Hierarchical clocking is used in the
Stratix III FPGAs to support up to 360
unique clocks. The propagation of every
clock network can be controlled down to
a LAB level. Logic with common clocks is
grouped into LABs. Clocks are only propagated where the logic uses that clock.
All other clock signals are shut down to
minimize power consumption.
MEMORY INTERFACE POWER
SAVINGS
Double-data-rate (DDR) memory interfaces are one of the most
common I/O interfaces in designs today,
and they can be fairly power-hungry. To
combat those power issues, designers
can turn to dynamic on-chip termination
and DDR3.
When reading and writing to external
memory, it's vital to have an impedance-matched buffer, both in series and parallel termination. If there's a 50-Ω transition line when writing to memory, a
matched buffer with a series impedance
of 50 Ω is needed. When receiving data
from the memory, a 50-Ω parallel termination resistor pulled to a termination
voltage is desired. Not only is this used
for DDR-type interfaces, but also for
RLDRAM and QDRRAM.
By supporting dynamic on-chip termination, FPGA designers can turn the parallel
termination resistor to an on or off (open
circuit) state, depending on whether a
read or write is being executed. During a
write, the FPGA output driver impedance
must be matched to the transmission
line. However, the parallel resistor to VTT wastes energy and reduces signal swing. To avoid this, the resistor can be turned
off (Fig. 8).
During a read, the parallel resistor is
on to terminate the transmission line
to reduce reflections that degrade signal integrity and the ability to reliably
read data.
The significant benefits of dynamic onchip termination are realized whenever
the bus is either performing a write from
the FPGA or the bus is idle. First, power
is greatly reduced—1.6 W of static power
can be saved on a 72-bit DDR2 bus. In
addition, a pure series line termination is
achieved when writing.
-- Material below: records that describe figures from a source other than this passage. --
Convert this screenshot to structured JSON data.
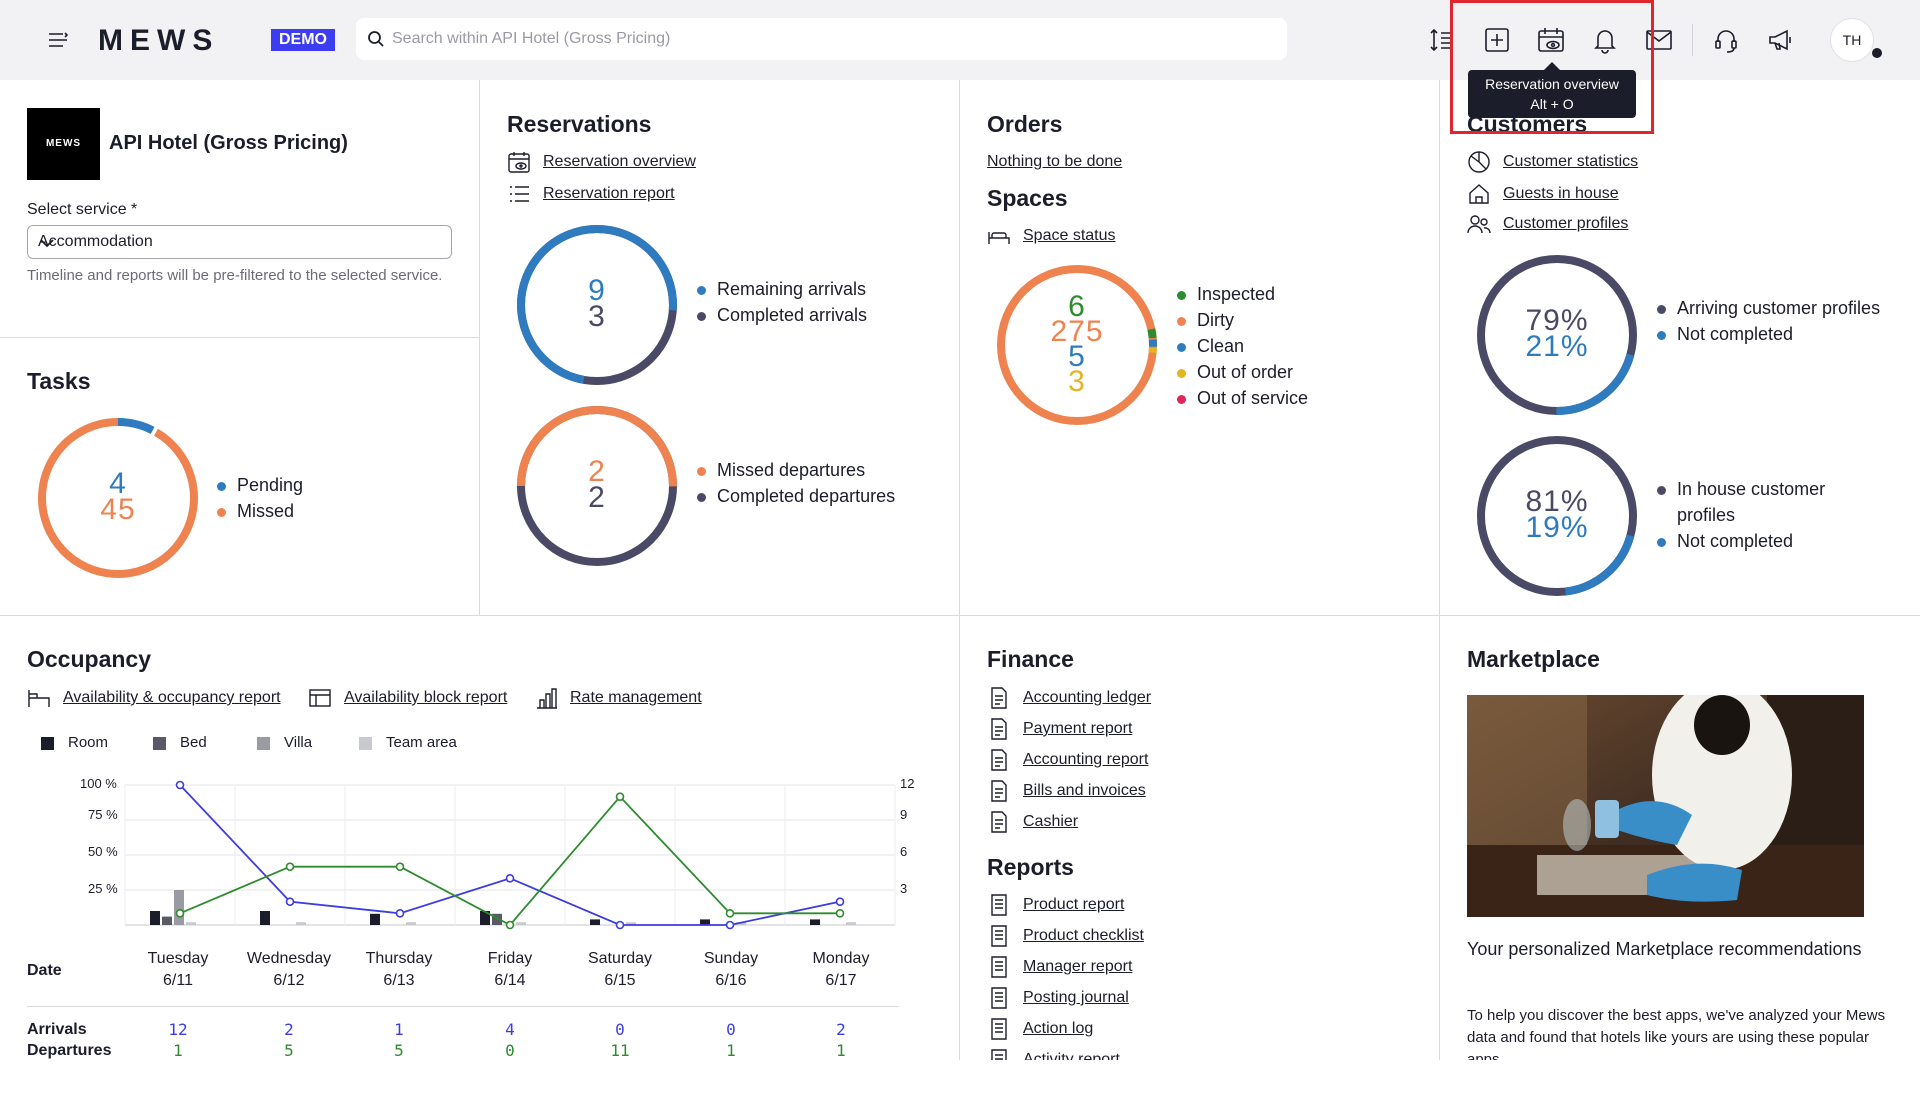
{
  "topbar": {
    "logo": "MEWS",
    "demo_badge": "DEMO",
    "search_placeholder": "Search within API Hotel (Gross Pricing)",
    "avatar_initials": "TH",
    "tooltip": {
      "title": "Reservation overview",
      "shortcut": "Alt + O"
    }
  },
  "hotel": {
    "logo_text": "MEWS",
    "name": "API Hotel (Gross Pricing)",
    "service_label": "Select service *",
    "service_value": "Accommodation",
    "service_help": "Timeline and reports will be pre-filtered to the selected service."
  },
  "tasks": {
    "title": "Tasks",
    "values": [
      "4",
      "45"
    ],
    "legend": [
      "Pending",
      "Missed"
    ]
  },
  "reservations": {
    "title": "Reservations",
    "links": [
      "Reservation overview",
      "Reservation report"
    ],
    "arrivals": {
      "values": [
        "9",
        "3"
      ],
      "legend": [
        "Remaining arrivals",
        "Completed arrivals"
      ]
    },
    "departures": {
      "values": [
        "2",
        "2"
      ],
      "legend": [
        "Missed departures",
        "Completed departures"
      ]
    }
  },
  "orders": {
    "title": "Orders",
    "link": "Nothing to be done"
  },
  "spaces": {
    "title": "Spaces",
    "link": "Space status",
    "values": [
      "6",
      "275",
      "5",
      "3"
    ],
    "legend": [
      "Inspected",
      "Dirty",
      "Clean",
      "Out of order",
      "Out of service"
    ]
  },
  "customers": {
    "title": "Customers",
    "links": [
      "Customer statistics",
      "Guests in house",
      "Customer profiles"
    ],
    "arriving": {
      "values": [
        "79%",
        "21%"
      ],
      "legend": [
        "Arriving customer profiles",
        "Not completed"
      ]
    },
    "inhouse": {
      "values": [
        "81%",
        "19%"
      ],
      "legend": [
        "In house customer profiles",
        "Not completed"
      ]
    }
  },
  "occupancy": {
    "title": "Occupancy",
    "links": [
      "Availability & occupancy report",
      "Availability block report",
      "Rate management"
    ],
    "legend": [
      "Room",
      "Bed",
      "Villa",
      "Team area"
    ],
    "left_ticks": [
      "100 %",
      "75 %",
      "50 %",
      "25 %"
    ],
    "right_ticks": [
      "12",
      "9",
      "6",
      "3"
    ],
    "date_label": "Date",
    "days": [
      {
        "name": "Tuesday",
        "date": "6/11"
      },
      {
        "name": "Wednesday",
        "date": "6/12"
      },
      {
        "name": "Thursday",
        "date": "6/13"
      },
      {
        "name": "Friday",
        "date": "6/14"
      },
      {
        "name": "Saturday",
        "date": "6/15"
      },
      {
        "name": "Sunday",
        "date": "6/16"
      },
      {
        "name": "Monday",
        "date": "6/17"
      }
    ],
    "arrivals_label": "Arrivals",
    "departures_label": "Departures",
    "arrivals": [
      "12",
      "2",
      "1",
      "4",
      "0",
      "0",
      "2"
    ],
    "departures": [
      "1",
      "5",
      "5",
      "0",
      "11",
      "1",
      "1"
    ]
  },
  "chart_data": {
    "type": "line",
    "categories": [
      "6/11",
      "6/12",
      "6/13",
      "6/14",
      "6/15",
      "6/16",
      "6/17"
    ],
    "ylim": [
      0,
      100
    ],
    "y2lim": [
      0,
      12
    ],
    "series": [
      {
        "name": "Arrivals",
        "axis": "right",
        "color": "#3c3ce0",
        "values": [
          12,
          2,
          1,
          4,
          0,
          0,
          2
        ]
      },
      {
        "name": "Departures",
        "axis": "right",
        "color": "#2e8b2e",
        "values": [
          1,
          5,
          5,
          0,
          11,
          1,
          1
        ]
      }
    ],
    "bars": [
      {
        "name": "Room",
        "color": "#1c1d2a",
        "values": [
          10,
          10,
          8,
          10,
          4,
          4,
          4
        ]
      },
      {
        "name": "Bed",
        "color": "#5a5a66",
        "values": [
          6,
          0,
          0,
          8,
          0,
          0,
          0
        ]
      },
      {
        "name": "Villa",
        "color": "#9a9aa3",
        "values": [
          25,
          0,
          0,
          0,
          0,
          0,
          0
        ]
      },
      {
        "name": "Team area",
        "color": "#c8c8cf",
        "values": [
          2,
          2,
          2,
          2,
          2,
          2,
          2
        ]
      }
    ]
  },
  "finance": {
    "title": "Finance",
    "links": [
      "Accounting ledger",
      "Payment report",
      "Accounting report",
      "Bills and invoices",
      "Cashier"
    ]
  },
  "reports": {
    "title": "Reports",
    "links": [
      "Product report",
      "Product checklist",
      "Manager report",
      "Posting journal",
      "Action log",
      "Activity report"
    ]
  },
  "marketplace": {
    "title": "Marketplace",
    "card_title": "Your personalized Marketplace recommendations",
    "card_desc": "To help you discover the best apps, we've analyzed your Mews data and found that hotels like yours are using these popular apps."
  },
  "colors": {
    "blue": "#2f7bbf",
    "navy": "#4b4a66",
    "orange": "#ee8350",
    "green": "#2e8b2e",
    "yellow": "#e6b41e",
    "red": "#e0255a",
    "highlight": "#e0252f"
  }
}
Finally, the need
for a large number of board termination
resistors is removed, saving board cost
and complexity.
DDR3 provides 30% lower power than
DDR2 because it runs at a lower voltage: 1.5 V versus 1.8 V. For example, a system with a 72-pin, 200-MHz or 400Mbit/s memory interface with on-chip
termination would dissipate 3.9 W for
only one memory interface. Using
dynamic on-chip termination (wherein
the parallel termination resistor is turned off when idle or when performing a write) can save 1.6 W. If both DDR3 and dynamic on-chip termination are used,
power drops to 1.6 W, saving a total of 2.3 W. These savings
are on a per interface basis (i.e., four memory interfaces in an
FPGA would save 9.2 W).
The move to very small process nodes—65-nm and below—
delivers the expected Moore's Law benefits of increased density and performance. However, the boost in performance results
in huge increases in power consumption, introducing the risk
of consuming unacceptable amounts of power.
If power-reduction strategies aren't used, static power consumption will increase significantly. Also, without a specific power optimization effort, dynamic power consumption rises due to
the increased logic capacity and higher switching frequencies.
Overcoming these power challenges with an enabling and innovative architecture, combined with process technology and circuit
techniques advances, provides an efficient and scalable solution
for today's increasingly complex FPGA-based designs.